The papers of John Crafts provide insight into the development of one man's career in the fur trade during the early 19th century, with insight into the earliest history of Chicago. A majority of the letters in the collection were written by John Crafts to his mother, step-father, brother, and sister, beginning in 1806 when Craft was finishing his education and first entering into the business world, and ending shortly after his death nineteen years later.
The series of letters from Boston include descriptions of Crafts' classes at the Lawrence Academy in 1808, and his increasingly successful forays into business between 1809 and 1816. Among the most interesting letters from this period are those in which Crafts discusses the fraying relations between the United States and Britain during the embargo years of 1807-08, his description of stage and packet ship travel through New England in 1809, and the letter from 1812 in which he announces the death of Napoleon Bonaparte just a bit prematurely.

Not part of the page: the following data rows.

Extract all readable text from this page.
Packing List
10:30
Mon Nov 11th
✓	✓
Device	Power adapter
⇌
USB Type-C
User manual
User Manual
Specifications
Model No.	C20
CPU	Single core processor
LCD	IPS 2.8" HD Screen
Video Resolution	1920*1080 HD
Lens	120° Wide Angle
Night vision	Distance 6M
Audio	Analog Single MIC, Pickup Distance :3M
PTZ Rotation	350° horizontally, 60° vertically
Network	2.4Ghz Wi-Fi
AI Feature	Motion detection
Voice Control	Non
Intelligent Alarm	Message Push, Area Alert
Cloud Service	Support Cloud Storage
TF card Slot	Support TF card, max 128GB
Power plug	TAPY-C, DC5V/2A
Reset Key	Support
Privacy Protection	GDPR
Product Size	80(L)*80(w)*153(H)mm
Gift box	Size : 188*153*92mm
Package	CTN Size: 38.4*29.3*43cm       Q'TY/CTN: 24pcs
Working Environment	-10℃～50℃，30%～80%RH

Between 1817 and 1825 Crafts was employed as an agent in the fur trade. Sadly, Crafts says little about early pioneer life, the fur trade, or Indian-white relations, with only a few exceptions (see especially folders 27, 36, 39j, 42, 52, and 56). Instead Crafts' letters reflect his desire to be nearer his family and his concern for their welfare. The most touching is the letter written to his mother dated 1818. In a different sense, Crafts' letters to his younger step-brother, Samuel Orlando Mead, indicate a sense of concern and family obligation. Written between 1820 and 1825, when Crafts was an experienced operative of the trade, there letters provide a clear idea of Craft's business sense and his desire to impart his hard-won knowledge to his younger sibling. A letter from his half-sister, Caroline Mead, gives an interesting description of the expansion of steamboat travel in New England and, like John's letters, indicates the depth of affection connecting the members of the Crafts family.
The last set of letters in the collection were written by Alexander Wolcott Jr., Crafts' friend and associate. These provide detailed information on Crafts' estate and its settlement, contain some references to Indian relations and to a yellow fever outbreak affecting field workers in 1825.